Não inspirando esse ensino nenhum alarme na Rússia, e encerrando o mesmo império cerca de três milhões de súditos protestantes, os inovadores de todos os gêneros souberam se aproveitar dessa vantagem para insinuar livremente suas opiniões em todos os setores do estado, e todos se acham de acordo, mesmo sem o saber; porque todos protestam contra a Santa Sé, o que basta para a fraternidade comum.

* * *

Sendo, portanto, toda igreja separada protestante, é justo dar a todas elas a mesma denominação. Ademais, como as igrejas protestantes se distinguem entre elas pelo nome de seus fundadores, pelo das nações que receberam a pretensa reforma, ou por qualquer sintoma particular da moléstia geral, de maneira que nós dizemos: ele é calvinista, é luterano, é anglicano, é metodista, é batista etc., torna-se também necessária que uma denominação particular distinga as igrejas que protestaram no século XI, e certamente não se achará nome mais justo que o que se tira do próprio autor do cisma, posto que seja anterior ao ato final de ruptura. É de toda justiça que esse funesto personagem dê seu nome às igrejas que fez desgarrar. Elas são, portanto, focianas como a de Genebra é calvinista, como a de Wittemberg é luterana. Sei que essas denominações particulares lhes desagradam, porque a consciência lhes diz que toda religião que leva nome de um homem ou de um povo é necessariamente falsa. Ora, que cada igreja separada se dê o mais belo nome possível, é privilégio do orgulho nacional ou particular: quem poderá disputá-lo?
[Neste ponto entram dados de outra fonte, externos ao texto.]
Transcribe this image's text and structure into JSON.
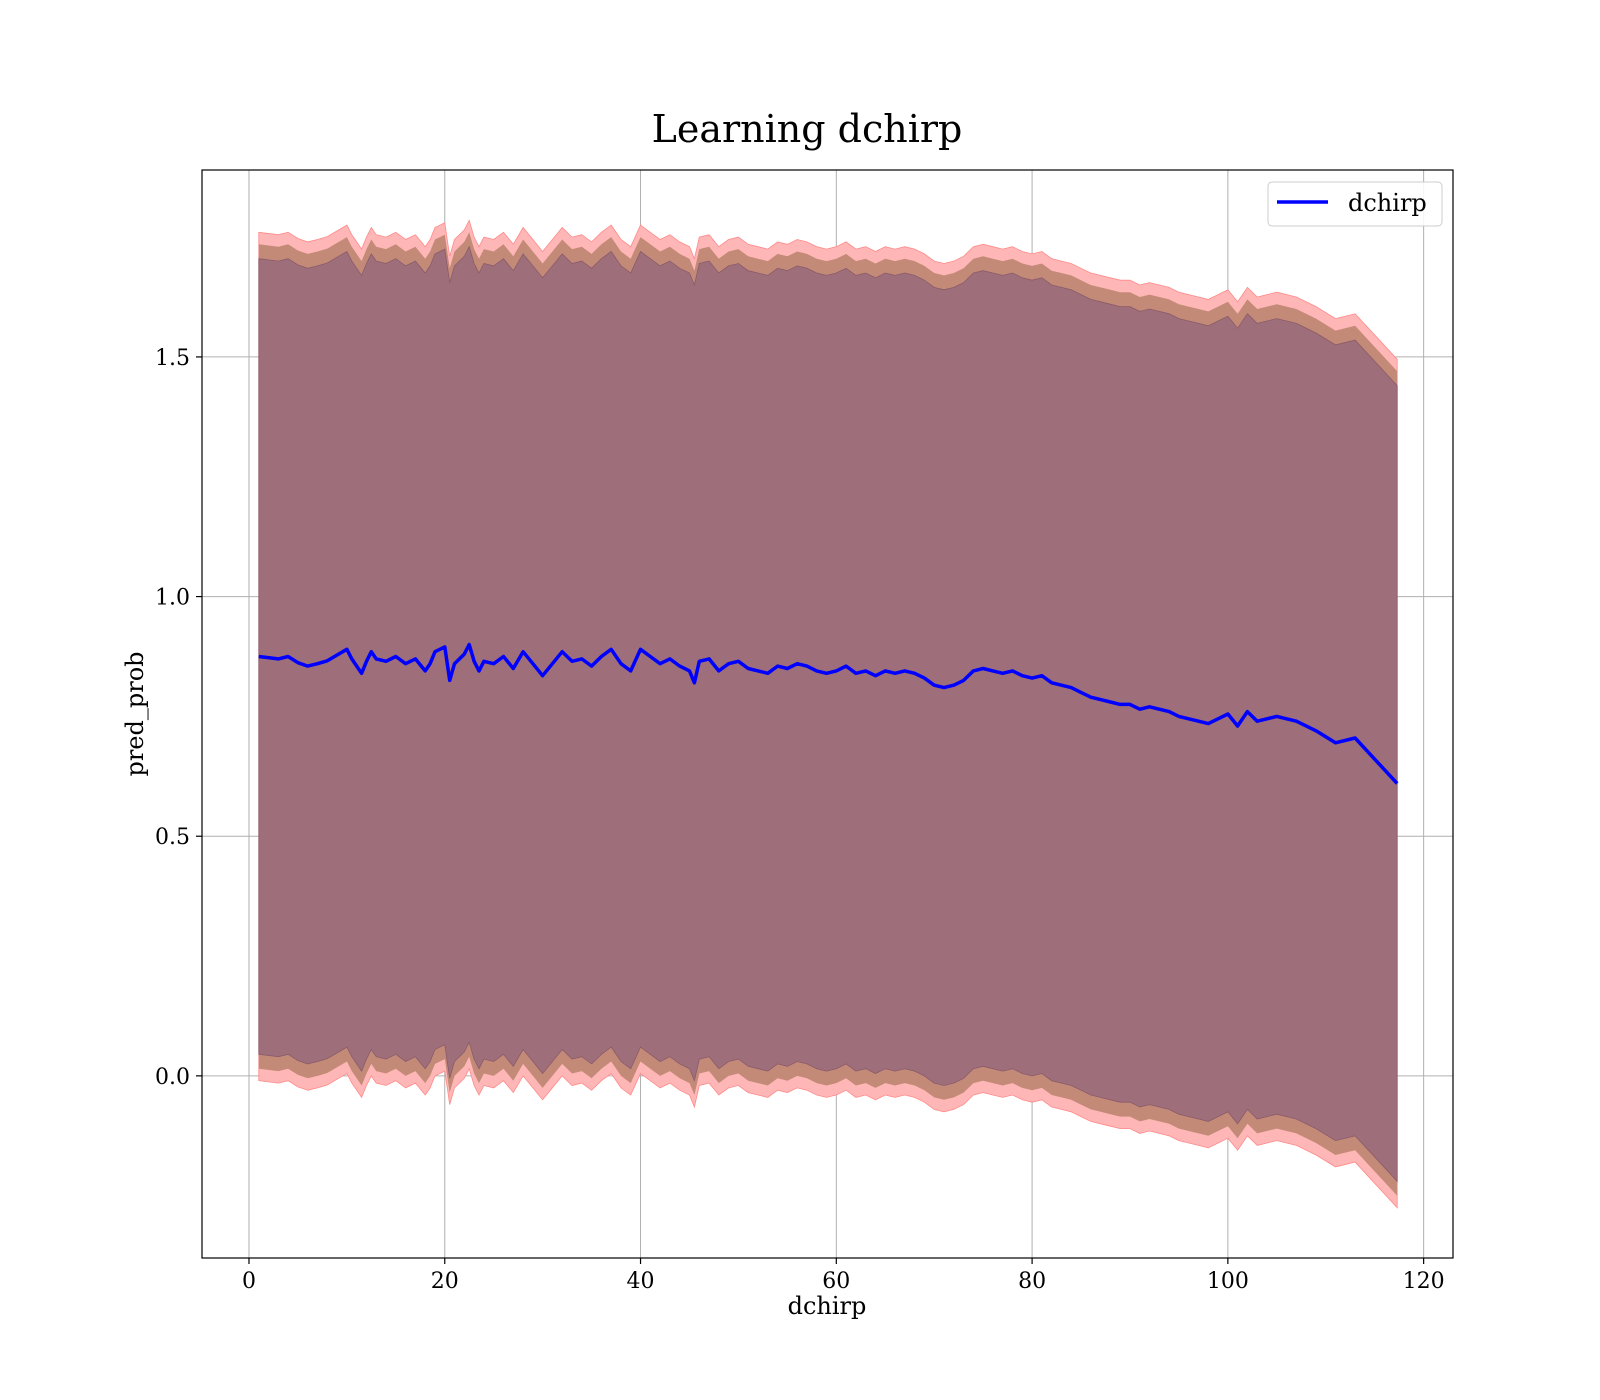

Mas todas essas susceptibilidades de orgulho nos são estranhas e não devem ser respeitadas por nós; é um dever, pelo contrário, de todos escritores católicos de jamais dar em seus escritos, às igrejas separadas por Focio outro nome que o de focianas, não por espírito de ódio e de ressentimento (Deus nos livre de semelhante baixeza!) mas, pelo contrário, por espírito de justiça, de amor, de benevolência universal, a fim de que essas igrejas continuamente lembradas de sua origem, nela vejam constantemente sua nulidade”.